Are 70% of France’s prison inmates Muslims?

There’s an incredible statistic out there that says that 70% of the population of France’s prisons are Muslims, despite only 8-10% of the population being Muslim. It’s everywhere – in this Telegraph article by Harriet Alexander, in this Washington Post article by Molly Moore, in this New York Review of Books article by Scott Atran and Nafees Hamid, in this report by a French politician (p. 6), and most recently in this Sunday Times article by Niall Ferguson (which he quickly corrected after I pointed out the mistake).

But it’s not true.

Its origin of this stat seems to be a book called Islam in Prisons by Farhad Khosrovkhavar, a French sociologist, though he says he doesn’t use it himself and the figure has been misattributed to him. Prof Khosrovkhavar carried out a survey of four prisons in ‘sensitive’ areas in Paris and the North of France (out of 188 across France).

I emailed Prof Khosrovkhavar, who rejects the 70% figure altogether and says that he reckons a true figure is ‘around half’ – 40%-50%. But (he stressed) these are just estimates, because the French government does not record these things. 

The closest thing to an official figure is the number of French inmates who registered for Ramadan – 18,300 out of a total prison population of 67,700, or 27%, back in 2013 according to Agence France Presse.

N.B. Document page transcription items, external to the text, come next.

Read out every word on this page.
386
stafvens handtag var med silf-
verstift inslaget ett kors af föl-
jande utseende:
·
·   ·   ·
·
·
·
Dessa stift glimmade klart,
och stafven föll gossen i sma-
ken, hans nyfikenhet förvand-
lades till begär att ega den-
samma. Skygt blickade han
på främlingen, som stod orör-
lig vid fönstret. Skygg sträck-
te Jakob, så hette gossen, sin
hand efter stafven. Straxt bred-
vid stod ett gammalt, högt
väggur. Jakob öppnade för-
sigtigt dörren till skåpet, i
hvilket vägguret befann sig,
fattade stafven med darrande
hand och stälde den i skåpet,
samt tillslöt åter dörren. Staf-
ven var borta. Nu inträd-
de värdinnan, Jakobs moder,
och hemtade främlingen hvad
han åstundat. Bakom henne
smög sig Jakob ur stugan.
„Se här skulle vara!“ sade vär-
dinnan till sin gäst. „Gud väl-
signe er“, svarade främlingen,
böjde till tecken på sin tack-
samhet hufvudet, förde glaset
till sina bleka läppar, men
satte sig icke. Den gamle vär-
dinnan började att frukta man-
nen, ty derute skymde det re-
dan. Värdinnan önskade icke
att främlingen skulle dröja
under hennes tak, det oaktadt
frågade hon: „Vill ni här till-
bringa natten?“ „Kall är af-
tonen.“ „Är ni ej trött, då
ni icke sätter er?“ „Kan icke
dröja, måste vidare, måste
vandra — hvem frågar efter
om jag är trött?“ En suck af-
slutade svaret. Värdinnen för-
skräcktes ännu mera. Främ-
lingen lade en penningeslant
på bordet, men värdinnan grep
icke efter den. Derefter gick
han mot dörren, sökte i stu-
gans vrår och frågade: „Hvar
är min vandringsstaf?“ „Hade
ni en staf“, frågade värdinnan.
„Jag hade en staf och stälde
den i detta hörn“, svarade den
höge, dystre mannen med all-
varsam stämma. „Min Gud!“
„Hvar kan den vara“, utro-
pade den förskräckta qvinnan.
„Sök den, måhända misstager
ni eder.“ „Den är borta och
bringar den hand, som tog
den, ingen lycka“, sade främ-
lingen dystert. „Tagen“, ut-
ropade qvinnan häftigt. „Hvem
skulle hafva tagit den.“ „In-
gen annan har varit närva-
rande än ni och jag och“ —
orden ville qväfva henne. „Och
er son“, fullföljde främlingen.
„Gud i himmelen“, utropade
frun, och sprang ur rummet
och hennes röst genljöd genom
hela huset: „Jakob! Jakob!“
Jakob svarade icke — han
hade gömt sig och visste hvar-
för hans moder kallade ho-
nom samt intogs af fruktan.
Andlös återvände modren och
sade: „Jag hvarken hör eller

Prof Khosrovkhavar suggests that this could be an underestimate, because some Muslims will fear being ‘noted’ by the intelligence services. A Brookings Institution report says that “Muslims are greatly overrepresented in prisons and within the eighteen- to twenty-four–year-old age group in particular: they make up only 8.5 percent of that age cohort in France, yet 39.9 percent of all prisoners in the cohort.” Nobody seems to know for sure.

This, obviously, is not to suggest that France doesn’t have a serious problem with integrating Muslim men (in England and Wales, 15% of the prison population is Muslim from a total population of 5%). But the enormous 70% figure is false, and should not be used – no matter how many reputable-seeming outlets have been taken in by it.


This all reminded me of a passage in Quine and Ullian's The Web of Belief (my thanks to my mother for finding the passage for me):

An author of this book remarked after walking about the principality of Monaco, "Just think-only eight square miles!" "I don't see how you even get eight out of it," his brother replied. The map was conclusive: you couldn't. Yet the Encyclopedia Britannica, the World Almanac, Scott's stamp album, various American atlaseses, and the gazetteers in the dictionaries had agreed on eight square miles. Hachette and Larousse turned out to agree rather on 150 hectares, or less than three fifths of a square mile. A subsequent check of the Britannica (eleventh edition) revealed arresting detail: "Area about 8 sq. m., the length being 2 1/4 m. and the width varying from 165 to 1100 yds." Even this arithmetical absurdity had not prevented the producers of all those other reference books from copying the figure of eight square miles, if the Britannica was their source. We are happy to report that the myth broke at last and the "sources" subsequently consulted converged on 0.59 square miles. There is even a new alertness: 0.71 is now reported, because of 76 acres lately reclaimed from the sea. But there is very likely some unwarranted figure on another topic that we are all accepting still, or even newly. 
The policy of seeking safety in numbers by checking multiple sources is an excellent precaution; but, as the above example illustrates, it can fail when the sources are not independent. No one would check a newspaper report by checking more copies of the same newspaper. There is a saying that 4 X 107 Frenchmen can't be wrong, but the contrary is the case if they all believe what one wrong Frenchman tells them. In the foregoing example, admittedly, the Frenchmen were right.